Vorwurf „Zwangsbekehrungen“ 
Aus Sicht der Regierung werden die ausländischen Geldmittel von christlichen Organisationen dazu verwendet, Menschen in betrügerischer Weise – etwa durch Zwang, materielle Anreize oder unwahre Versprechungen – zur Annahme des christlichen Glaubens zu verleiten. Erst vor wenigen Tagen wurde mehreren NGOs die FCRA-Lizenz entzogen, da sie Verbindungen zu ausländischen Kirchen hatten und fälschlicherweise behauptet wurde, sie seien aktiv an der Zwangskonversion von Stammesangehörigen beteiligt.
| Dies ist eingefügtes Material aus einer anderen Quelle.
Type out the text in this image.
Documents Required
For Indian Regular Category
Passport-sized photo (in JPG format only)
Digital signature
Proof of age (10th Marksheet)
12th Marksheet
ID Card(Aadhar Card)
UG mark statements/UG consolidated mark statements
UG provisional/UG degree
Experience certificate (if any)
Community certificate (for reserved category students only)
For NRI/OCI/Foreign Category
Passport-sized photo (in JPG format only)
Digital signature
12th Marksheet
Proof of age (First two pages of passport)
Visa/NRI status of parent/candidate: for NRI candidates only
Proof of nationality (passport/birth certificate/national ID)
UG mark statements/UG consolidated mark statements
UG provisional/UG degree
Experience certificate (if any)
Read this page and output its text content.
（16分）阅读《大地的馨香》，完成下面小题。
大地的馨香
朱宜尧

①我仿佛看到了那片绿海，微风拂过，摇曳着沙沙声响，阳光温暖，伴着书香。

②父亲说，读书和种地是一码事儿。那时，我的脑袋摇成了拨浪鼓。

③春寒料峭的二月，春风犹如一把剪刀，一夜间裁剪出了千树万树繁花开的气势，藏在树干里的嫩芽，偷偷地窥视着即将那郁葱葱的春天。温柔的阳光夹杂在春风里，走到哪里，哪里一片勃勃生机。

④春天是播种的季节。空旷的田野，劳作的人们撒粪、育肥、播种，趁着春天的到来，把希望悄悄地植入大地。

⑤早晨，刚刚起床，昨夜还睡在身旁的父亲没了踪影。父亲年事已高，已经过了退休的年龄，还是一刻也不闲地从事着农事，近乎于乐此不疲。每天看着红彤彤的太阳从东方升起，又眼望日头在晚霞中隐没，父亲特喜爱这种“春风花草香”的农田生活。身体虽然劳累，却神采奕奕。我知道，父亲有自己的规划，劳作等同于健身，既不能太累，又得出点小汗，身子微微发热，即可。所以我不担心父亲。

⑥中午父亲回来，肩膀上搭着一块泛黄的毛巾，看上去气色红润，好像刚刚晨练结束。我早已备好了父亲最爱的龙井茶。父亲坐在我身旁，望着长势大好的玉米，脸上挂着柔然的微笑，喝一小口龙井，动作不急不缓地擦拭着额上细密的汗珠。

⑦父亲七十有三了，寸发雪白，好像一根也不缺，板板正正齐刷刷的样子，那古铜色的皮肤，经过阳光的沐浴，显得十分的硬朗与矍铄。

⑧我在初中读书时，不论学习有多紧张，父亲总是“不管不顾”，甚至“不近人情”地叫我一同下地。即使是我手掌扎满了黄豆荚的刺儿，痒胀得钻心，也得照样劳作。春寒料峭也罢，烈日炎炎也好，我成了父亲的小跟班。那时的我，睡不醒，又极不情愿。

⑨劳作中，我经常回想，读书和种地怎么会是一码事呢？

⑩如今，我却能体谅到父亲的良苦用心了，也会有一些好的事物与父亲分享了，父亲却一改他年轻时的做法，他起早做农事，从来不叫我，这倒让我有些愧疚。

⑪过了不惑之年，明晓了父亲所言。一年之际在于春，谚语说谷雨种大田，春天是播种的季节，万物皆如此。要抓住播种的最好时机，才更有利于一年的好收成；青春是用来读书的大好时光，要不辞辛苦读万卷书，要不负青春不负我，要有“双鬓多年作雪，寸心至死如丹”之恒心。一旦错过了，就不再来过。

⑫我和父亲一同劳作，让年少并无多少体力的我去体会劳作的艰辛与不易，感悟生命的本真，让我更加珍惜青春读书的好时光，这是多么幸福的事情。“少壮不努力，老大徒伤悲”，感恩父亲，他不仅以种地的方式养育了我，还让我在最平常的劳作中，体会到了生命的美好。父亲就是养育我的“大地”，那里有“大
Seit dem Amtsantritt von Premierminister Modi im Jahr 2014 hat die Ideologie der Hindu-Nationalisten massiv an Bedeutung gewonnen. Ihre Verfechter bekämpfen den Einfluss nicht-hinduistischer Religionen auf allen Ebenen der Gesellschaft. Neben dem deutlichen Anstieg von gewaltsamen Übergriffen auf Christen und christliche Gemeinden durch extremistische Hindus, haben auch Regierungsbeamte und Behörden Anteil an der wachsenden Diskriminierung von Christen.
Auf dem Weltverfolgungsindex 2020 steht Indien an 10. Stelle unter den Ländern, in denen Christen am stärksten wegen ihres Glaubens verfolgt werden.